The Sequel's Arrival In the Middle of Production Company Challenges

The next chapter comes as former horror hit-makers the studio are in urgent requirement for success. Recently they've faced challenges to make any project successful, from the monster movie to The Woman in the Yard to the adventure movie to the utter financial disappointment of the AI sequel, and so much depends on whether the sequel can prove whether a compact tale can become a movie that can spawn a franchise. But there's a complication …

Paranormal Shift

The first film ended with our surviving character Finn (the young actor) defeating the antagonist, supported and coached by the spirits of previous victims. It’s forced writer-director Scott Derrickson and his co-writer C Robert Cargill to move the franchise and its antagonist toward fresh territory, transforming a human antagonist into a supernatural one, a path that leads them by way of Freddy's domain with a power to travel into reality enabled through nightmares. But different from the striped sweater villain, the antagonist is noticeably uncreative and entirely devoid of humour. The mask remains effectively jarring but the film struggles to make him as scary as he momentarily appeared in the first, limited by convoluted and often confusing rules.

Snowy Religious Environment

The protagonist and his frustratingly crude sister Gwen (Madeleine McGraw) confront him anew while stranded due to weather at an alpine Christian camp for kids, the follow-up also referencing in the direction of Jason Voorhees Jason Voorhees. The sister is directed there by a vision of her late mother and potentially their deceased villain's initial casualties while the protagonist, continuing to deal with his rage and fresh capacity for resistance, is pursuing to safeguard her. The screenplay is excessively awkward in its artificial setup, inelegantly demanding to maroon the main characters at a place that will also add to histories of protagonist and antagonist, supplying particulars we weren't particularly interested in or care to learn about. Additionally seeming like a more strategic decision to edge the film toward the same church-attending crowds that transformed the Conjuring movies into major blockbusters, Derrickson adds a faith-based component, with morality now more strongly connected with God and heaven while bad represents the demonic and punishment, religion the final defense against such a creature.

Overcomplicated Story

What all of this does is additional over-complicate a story that was formerly close to toppling over, incorporating needless complexities to what ought to be a basic scary film.

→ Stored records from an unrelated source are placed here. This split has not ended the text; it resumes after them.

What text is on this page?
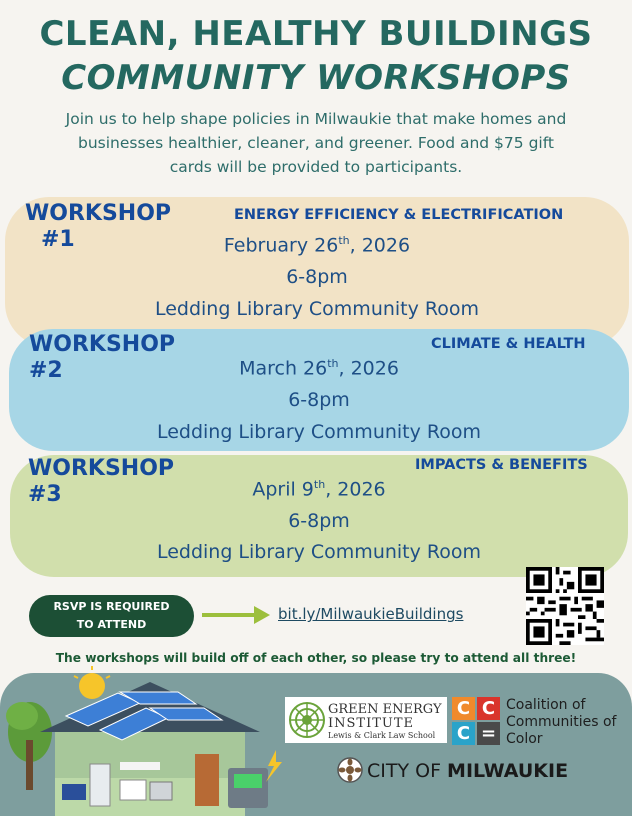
CLEAN, HEALTHY BUILDINGS
COMMUNITY WORKSHOPS
Join us to help shape policies in Milwaukie that make homes and
businesses healthier, cleaner, and greener. Food and $75 gift
cards will be provided to participants.
WORKSHOP
#1
ENERGY EFFICIENCY & ELECTRIFICATION
February 26th, 2026
6-8pm
Ledding Library Community Room
WORKSHOP
#2
CLIMATE & HEALTH
March 26th, 2026
6-8pm
Ledding Library Community Room
WORKSHOP
#3
IMPACTS & BENEFITS
April 9th, 2026
6-8pm
Ledding Library Community Room
RSVP IS REQUIRED
TO ATTEND
bit.ly/MilwaukieBuildings
The workshops will build off of each other, so please try to attend all three!
GREEN ENERGY
INSTITUTE
Lewis & Clark Law School
C C
C =
Coalition of
Communities of
Color
CITY OF MILWAUKIE
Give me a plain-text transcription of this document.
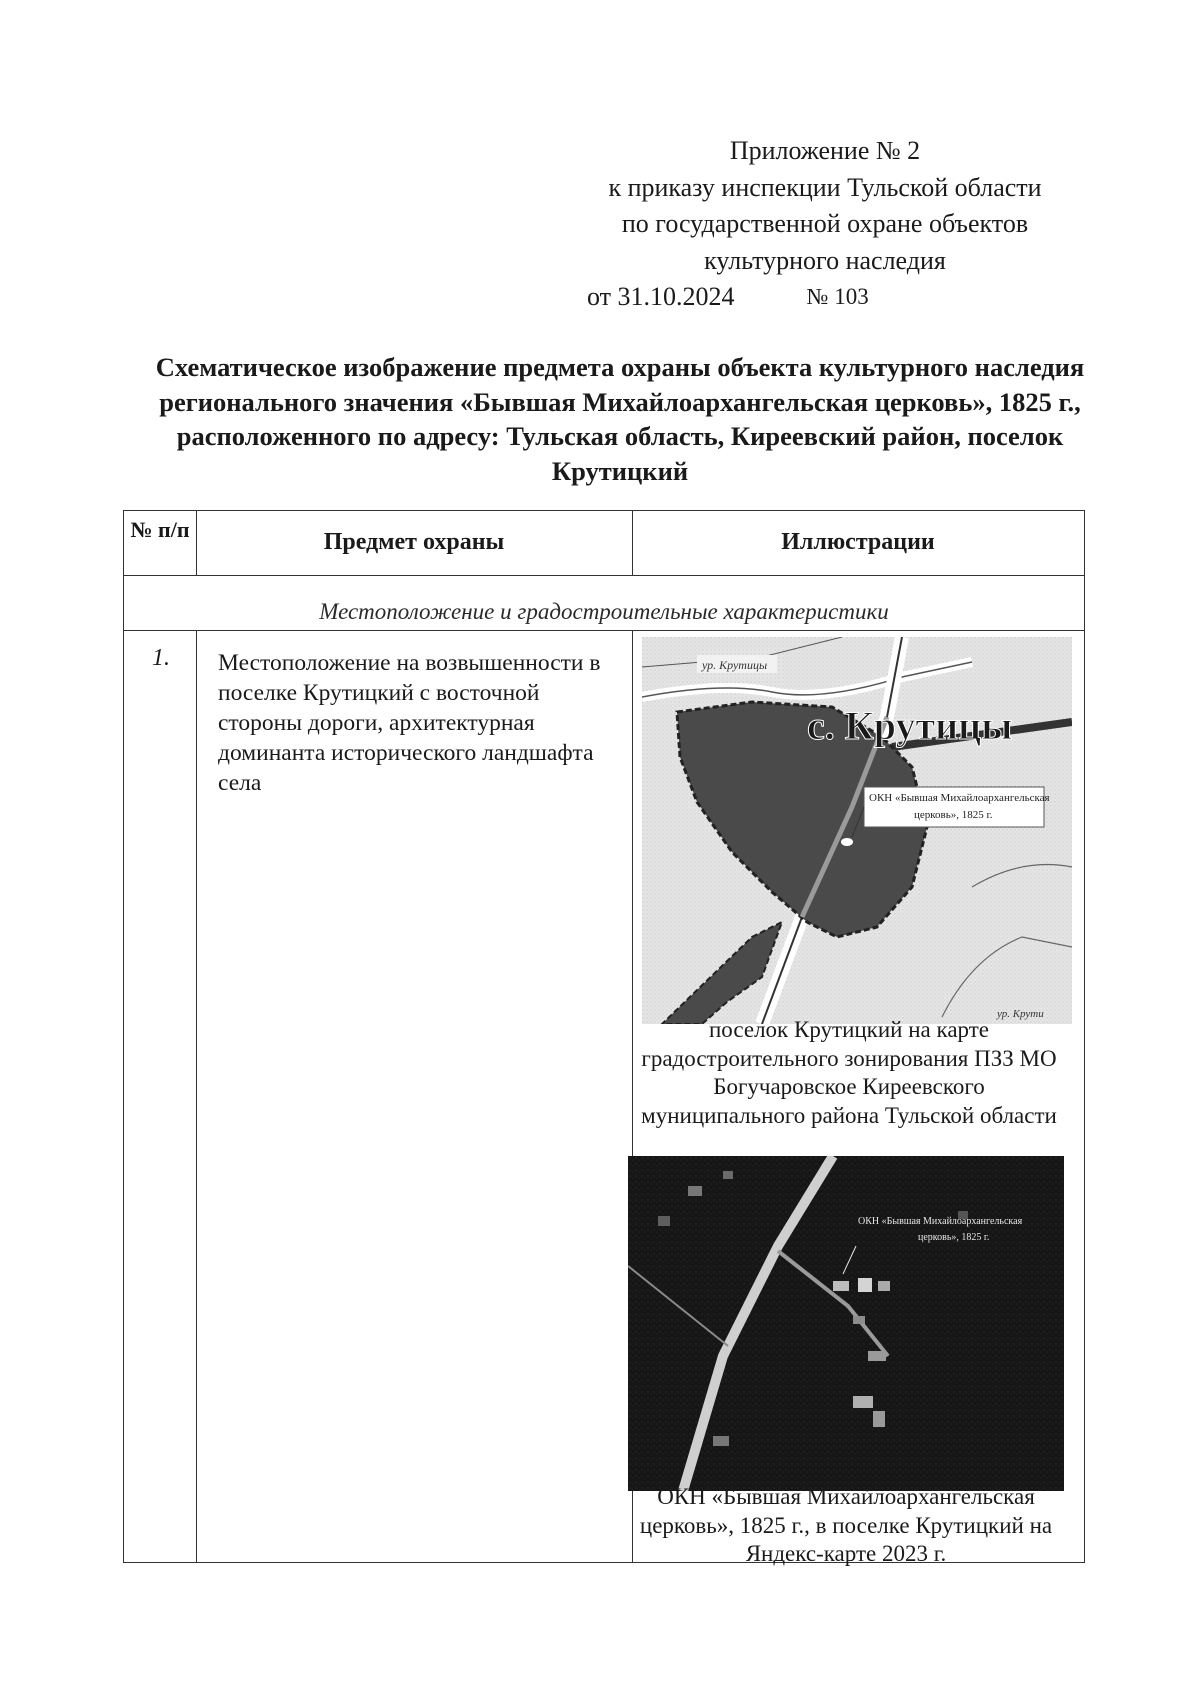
Приложение № 2
к приказу инспекции Тульской области
по государственной охране объектов
культурного наследия
от 31.10.2024	№ 103
Схематическое изображение предмета охраны объекта культурного наследия регионального значения «Бывшая Михайлоархангельская церковь», 1825 г., расположенного по адресу: Тульская область, Киреевский район, поселок Крутицкий
№ п/п	Предмет охраны	Иллюстрации
Местоположение и градостроительные характеристики
1. Местоположение на возвышенности в поселке Крутицкий с восточной стороны дороги, архитектурная доминанта исторического ландшафта села
ур. Крутицы
с. Крутицы
ОКН «Бывшая Михайлоархангельская
церковь», 1825 г.
ур. Крути
поселок Крутицкий на карте градостроительного зонирования ПЗЗ МО Богучаровское Киреевского муниципального района Тульской области
ОКН «Бывшая Михайлоархангельская
церковь», 1825 г.
ОКН «Бывшая Михайлоархангельская церковь», 1825 г., в поселке Крутицкий на Яндекс-карте 2023 г.
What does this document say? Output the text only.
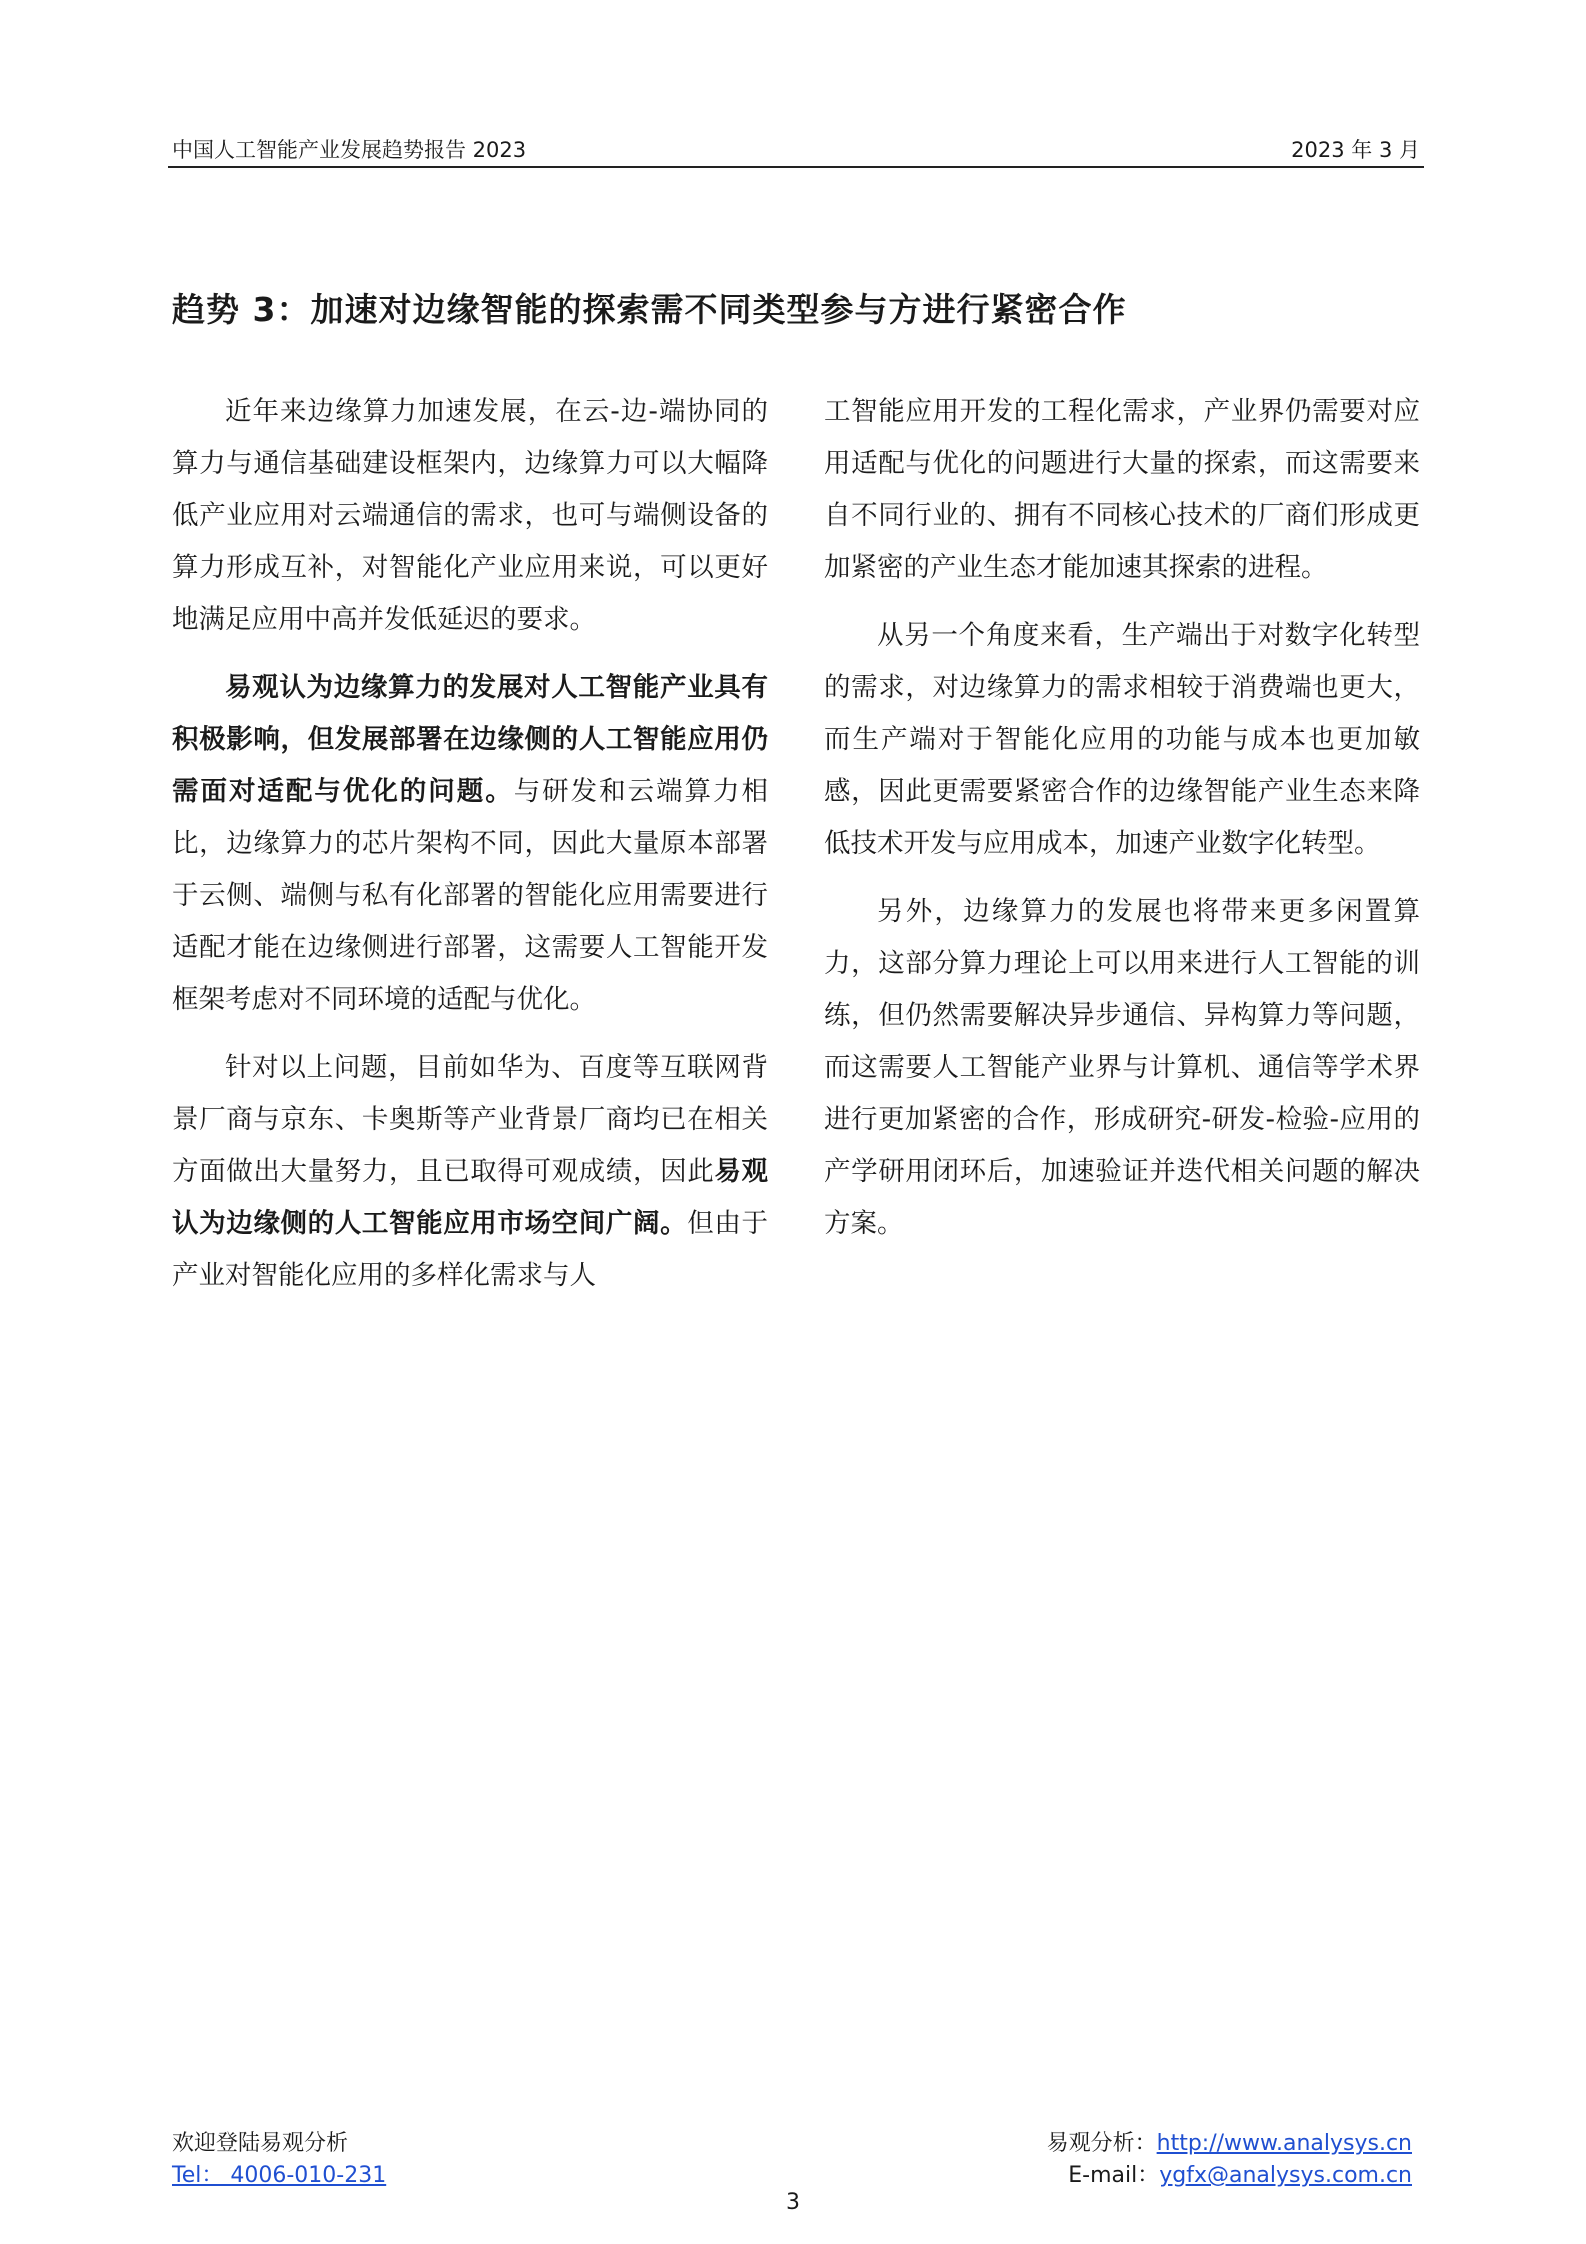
中国人工智能产业发展趋势报告 2023	2023 年 3 月
趋势 3：加速对边缘智能的探索需不同类型参与方进行紧密合作

近年来边缘算力加速发展，在云-边-端协同的算力与通信基础建设框架内，边缘算力可以大幅降低产业应用对云端通信的需求，也可与端侧设备的算力形成互补，对智能化产业应用来说，可以更好地满足应用中高并发低延迟的要求。

易观认为边缘算力的发展对人工智能产业具有积极影响，但发展部署在边缘侧的人工智能应用仍需面对适配与优化的问题。与研发和云端算力相比，边缘算力的芯片架构不同，因此大量原本部署于云侧、端侧与私有化部署的智能化应用需要进行适配才能在边缘侧进行部署，这需要人工智能开发框架考虑对不同环境的适配与优化。

针对以上问题，目前如华为、百度等互联网背景厂商与京东、卡奥斯等产业背景厂商均已在相关方面做出大量努力，且已取得可观成绩，因此易观认为边缘侧的人工智能应用市场空间广阔。但由于产业对智能化应用的多样化需求与人

工智能应用开发的工程化需求，产业界仍需要对应用适配与优化的问题进行大量的探索，而这需要来自不同行业的、拥有不同核心技术的厂商们形成更加紧密的产业生态才能加速其探索的进程。

从另一个角度来看，生产端出于对数字化转型的需求，对边缘算力的需求相较于消费端也更大，而生产端对于智能化应用的功能与成本也更加敏感，因此更需要紧密合作的边缘智能产业生态来降低技术开发与应用成本，加速产业数字化转型。

另外，边缘算力的发展也将带来更多闲置算力，这部分算力理论上可以用来进行人工智能的训练，但仍然需要解决异步通信、异构算力等问题，而这需要人工智能产业界与计算机、通信等学术界进行更加紧密的合作，形成研究-研发-检验-应用的产学研用闭环后，加速验证并迭代相关问题的解决方案。

欢迎登陆易观分析
Tel： 4006-010-231
易观分析：http://www.analysys.cn
E-mail：ygfx@analysys.com.cn
3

Regularly I noticed overly occupied with inquiries about the methods and reasons of what could or couldn’t happen to become truly immersed. It's an undemanding role for the performer, whose visage remains hidden but he does have genuine presence that’s generally absent in other areas in the cast. The location is at times remarkably immersive but the majority of the consistently un-scary set-pieces are marred by a rough cinematic quality to separate sleep states from consciousness, an ineffective stylistic choice that appears overly conscious and designed to reflect the horrifying unpredictability of experiencing a real bad dream.

Unconvincing Franchise Argument

Lasting approximately two hours, the sequel, like M3gan 2.0 before it, is a needlessly long and hugely unconvincing argument for the birth of an additional film universe. If another installment comes, I advise letting it go to voicemail.

  • The follow-up film releases in Australian cinemas on 16 October and in the United States and United Kingdom on the seventeenth of October
Danielle Ochoa
Danielle Ochoa

Tech enthusiast and digital strategist with over a decade of experience in driving innovation and growth for businesses worldwide.